Is there a better way to do this?

@hhau : I have been to able to make the model work and it is providing reasonable estimates.


#11

Don’t make predictions based on the means – you did the full Bayesian inference so use the full posterior!

Why not? This is what you want to do.

Just break the data into two pieces in the data block if you really want to make sure you aren’t mixing anything:

data {
  vector[N1] data_set_1;
  vector[N2] data_set_2;
}

And then just use data_set_2 in the generated quantities and data_set_1 in the first bit.


#12

Without knowing which warnings, it’s impossible to say whether you should be worried about them or not.

Why? Is it an efficiency concern? It’s not “cheating” if that’s what you’re worried about. In fact, it’s typical to use the inputs of the held-out data, not the outputs, as there’s information there.

We’re about to roll out a standalone generated quantities option that will let you run generated quantities on previously fits.

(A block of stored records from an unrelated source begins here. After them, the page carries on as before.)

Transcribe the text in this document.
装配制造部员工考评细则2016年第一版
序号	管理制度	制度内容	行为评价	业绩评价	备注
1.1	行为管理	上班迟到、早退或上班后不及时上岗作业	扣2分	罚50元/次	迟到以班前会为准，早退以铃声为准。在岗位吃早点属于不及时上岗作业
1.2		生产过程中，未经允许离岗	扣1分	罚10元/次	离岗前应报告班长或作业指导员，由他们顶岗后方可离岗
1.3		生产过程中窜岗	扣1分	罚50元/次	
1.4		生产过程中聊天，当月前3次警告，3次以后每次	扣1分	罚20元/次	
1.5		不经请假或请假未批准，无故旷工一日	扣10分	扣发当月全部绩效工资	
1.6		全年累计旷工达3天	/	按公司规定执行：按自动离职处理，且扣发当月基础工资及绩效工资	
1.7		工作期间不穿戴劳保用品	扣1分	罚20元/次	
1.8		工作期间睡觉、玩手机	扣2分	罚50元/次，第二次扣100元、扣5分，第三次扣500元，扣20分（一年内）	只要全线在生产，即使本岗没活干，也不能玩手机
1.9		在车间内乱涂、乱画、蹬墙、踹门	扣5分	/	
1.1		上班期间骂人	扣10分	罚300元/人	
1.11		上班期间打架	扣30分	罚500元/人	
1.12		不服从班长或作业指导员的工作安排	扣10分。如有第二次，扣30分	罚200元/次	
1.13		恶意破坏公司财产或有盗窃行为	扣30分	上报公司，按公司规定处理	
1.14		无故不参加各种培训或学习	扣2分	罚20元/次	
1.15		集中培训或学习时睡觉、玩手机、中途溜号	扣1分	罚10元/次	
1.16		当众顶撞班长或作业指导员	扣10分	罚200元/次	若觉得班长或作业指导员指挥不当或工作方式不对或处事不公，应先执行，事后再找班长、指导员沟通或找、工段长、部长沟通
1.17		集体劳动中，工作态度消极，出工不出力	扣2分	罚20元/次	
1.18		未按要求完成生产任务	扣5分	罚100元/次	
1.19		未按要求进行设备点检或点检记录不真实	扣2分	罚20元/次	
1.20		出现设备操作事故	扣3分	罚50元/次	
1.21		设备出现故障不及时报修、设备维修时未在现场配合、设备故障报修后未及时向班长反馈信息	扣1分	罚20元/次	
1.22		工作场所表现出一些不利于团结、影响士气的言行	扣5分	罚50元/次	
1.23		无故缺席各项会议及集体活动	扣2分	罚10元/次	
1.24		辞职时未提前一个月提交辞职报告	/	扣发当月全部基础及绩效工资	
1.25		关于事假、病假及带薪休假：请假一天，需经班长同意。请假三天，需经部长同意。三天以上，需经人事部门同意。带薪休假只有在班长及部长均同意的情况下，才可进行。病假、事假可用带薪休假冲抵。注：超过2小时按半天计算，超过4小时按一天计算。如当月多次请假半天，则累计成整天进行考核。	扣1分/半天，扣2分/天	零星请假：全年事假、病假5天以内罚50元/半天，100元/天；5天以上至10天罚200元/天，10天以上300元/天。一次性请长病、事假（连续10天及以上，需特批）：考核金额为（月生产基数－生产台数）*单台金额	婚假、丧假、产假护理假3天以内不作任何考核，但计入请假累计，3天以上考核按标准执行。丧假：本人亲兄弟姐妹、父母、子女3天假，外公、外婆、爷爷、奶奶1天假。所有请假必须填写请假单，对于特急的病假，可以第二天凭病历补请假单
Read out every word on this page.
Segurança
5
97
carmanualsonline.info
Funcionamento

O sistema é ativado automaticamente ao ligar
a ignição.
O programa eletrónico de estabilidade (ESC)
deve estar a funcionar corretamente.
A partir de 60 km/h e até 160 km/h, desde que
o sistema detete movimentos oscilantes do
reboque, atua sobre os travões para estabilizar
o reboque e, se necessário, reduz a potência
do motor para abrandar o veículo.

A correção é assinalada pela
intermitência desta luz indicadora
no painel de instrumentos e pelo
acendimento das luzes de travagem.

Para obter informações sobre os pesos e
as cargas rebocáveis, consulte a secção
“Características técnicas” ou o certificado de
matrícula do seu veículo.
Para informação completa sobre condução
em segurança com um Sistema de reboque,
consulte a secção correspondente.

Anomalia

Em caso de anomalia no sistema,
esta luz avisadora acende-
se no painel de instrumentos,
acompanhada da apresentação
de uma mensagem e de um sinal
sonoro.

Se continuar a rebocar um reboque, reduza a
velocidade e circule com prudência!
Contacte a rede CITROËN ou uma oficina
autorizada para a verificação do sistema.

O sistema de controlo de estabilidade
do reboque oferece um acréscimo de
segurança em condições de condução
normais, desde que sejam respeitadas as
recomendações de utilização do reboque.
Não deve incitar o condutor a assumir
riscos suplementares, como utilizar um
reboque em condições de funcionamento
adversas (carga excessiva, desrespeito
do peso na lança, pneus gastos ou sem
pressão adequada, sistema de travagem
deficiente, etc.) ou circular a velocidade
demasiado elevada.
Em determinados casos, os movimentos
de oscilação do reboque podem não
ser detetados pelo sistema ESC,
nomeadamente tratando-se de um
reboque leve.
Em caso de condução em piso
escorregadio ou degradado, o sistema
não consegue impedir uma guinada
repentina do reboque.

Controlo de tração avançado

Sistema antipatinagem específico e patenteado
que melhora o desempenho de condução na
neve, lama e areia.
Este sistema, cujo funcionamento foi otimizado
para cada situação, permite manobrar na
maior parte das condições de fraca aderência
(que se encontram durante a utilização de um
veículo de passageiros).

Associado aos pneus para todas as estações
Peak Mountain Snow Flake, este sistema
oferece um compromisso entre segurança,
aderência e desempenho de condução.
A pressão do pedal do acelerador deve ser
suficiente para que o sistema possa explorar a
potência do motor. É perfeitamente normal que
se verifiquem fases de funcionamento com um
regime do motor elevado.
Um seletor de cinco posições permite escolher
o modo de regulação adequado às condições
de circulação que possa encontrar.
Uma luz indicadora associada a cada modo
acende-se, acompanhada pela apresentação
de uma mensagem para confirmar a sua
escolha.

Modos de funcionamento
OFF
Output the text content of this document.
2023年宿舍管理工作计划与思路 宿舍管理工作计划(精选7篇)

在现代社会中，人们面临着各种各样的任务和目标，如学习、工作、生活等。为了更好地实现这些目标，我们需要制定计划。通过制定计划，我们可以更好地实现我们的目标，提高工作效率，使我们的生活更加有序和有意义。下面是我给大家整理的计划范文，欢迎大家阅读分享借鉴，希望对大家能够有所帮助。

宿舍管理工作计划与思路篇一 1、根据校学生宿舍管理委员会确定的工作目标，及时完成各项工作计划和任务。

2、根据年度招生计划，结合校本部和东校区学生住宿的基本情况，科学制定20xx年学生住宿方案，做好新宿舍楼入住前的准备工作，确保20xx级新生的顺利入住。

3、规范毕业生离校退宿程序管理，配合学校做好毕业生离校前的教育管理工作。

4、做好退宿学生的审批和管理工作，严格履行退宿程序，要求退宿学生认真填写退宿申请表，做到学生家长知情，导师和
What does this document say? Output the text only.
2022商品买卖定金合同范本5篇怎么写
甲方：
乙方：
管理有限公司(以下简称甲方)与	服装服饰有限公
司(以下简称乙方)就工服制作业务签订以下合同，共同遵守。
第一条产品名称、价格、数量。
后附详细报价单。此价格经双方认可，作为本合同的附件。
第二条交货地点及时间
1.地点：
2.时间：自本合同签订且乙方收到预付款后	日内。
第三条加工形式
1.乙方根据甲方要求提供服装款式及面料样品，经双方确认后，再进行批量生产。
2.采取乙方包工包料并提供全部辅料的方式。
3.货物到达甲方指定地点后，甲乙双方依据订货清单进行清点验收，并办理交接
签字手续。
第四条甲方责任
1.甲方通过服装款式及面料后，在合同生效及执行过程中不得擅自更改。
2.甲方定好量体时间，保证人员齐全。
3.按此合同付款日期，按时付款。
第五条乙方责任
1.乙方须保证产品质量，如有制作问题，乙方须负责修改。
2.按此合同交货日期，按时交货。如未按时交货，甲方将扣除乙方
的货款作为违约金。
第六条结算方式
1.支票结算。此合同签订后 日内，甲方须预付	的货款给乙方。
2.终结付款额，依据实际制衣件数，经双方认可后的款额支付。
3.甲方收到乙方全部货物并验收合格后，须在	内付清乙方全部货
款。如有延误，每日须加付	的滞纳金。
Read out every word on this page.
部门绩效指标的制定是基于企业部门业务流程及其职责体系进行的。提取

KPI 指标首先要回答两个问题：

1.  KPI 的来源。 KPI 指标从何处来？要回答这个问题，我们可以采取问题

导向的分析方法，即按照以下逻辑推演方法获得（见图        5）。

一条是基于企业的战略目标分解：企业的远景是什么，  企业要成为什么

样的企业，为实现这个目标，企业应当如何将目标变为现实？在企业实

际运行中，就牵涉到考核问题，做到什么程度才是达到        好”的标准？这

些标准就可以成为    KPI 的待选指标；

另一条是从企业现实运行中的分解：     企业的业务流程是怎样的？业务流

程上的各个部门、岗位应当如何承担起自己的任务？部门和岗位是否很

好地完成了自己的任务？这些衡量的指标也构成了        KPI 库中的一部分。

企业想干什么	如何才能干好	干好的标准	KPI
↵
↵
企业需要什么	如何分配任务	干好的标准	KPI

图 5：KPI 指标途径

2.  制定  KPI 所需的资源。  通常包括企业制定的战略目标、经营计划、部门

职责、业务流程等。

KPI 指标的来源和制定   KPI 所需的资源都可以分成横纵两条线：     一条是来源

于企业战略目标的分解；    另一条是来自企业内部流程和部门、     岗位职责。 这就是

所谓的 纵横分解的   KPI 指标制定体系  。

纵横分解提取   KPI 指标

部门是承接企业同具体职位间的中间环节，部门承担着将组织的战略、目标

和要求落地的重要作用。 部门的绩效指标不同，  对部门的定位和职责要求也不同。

Until then, you can do full Bayesian posterior inference in R or Python on the outside, but you have to be careful with averaging over the draws and with parameterizations of things like densities.


#13

Thanks @Bob_Carpenter @bbbales2
It’s an efficiency concern. My model is a hierarchical model where I have group level predictors. So, the final use of my model is to generate curves and their bounds for unseen group level predictors. I want to use the fitted model to make these predictions and not have to go through the fitting phase.
The standalone version is what I was looking for. Thanks for the info.


#14

To emulate this, just iterate through your posterior draws and use the parameter values of each draw to generate posterior predictive distributions.

So like if your parameters were:

parameters {
  real a;
}

And you generated 4000 post warmup draws, then just iterate through each of the 4000 posterior values of a and do your generated quantities that way.


#15

Yes, that will work for me! Thanks for the suggestion.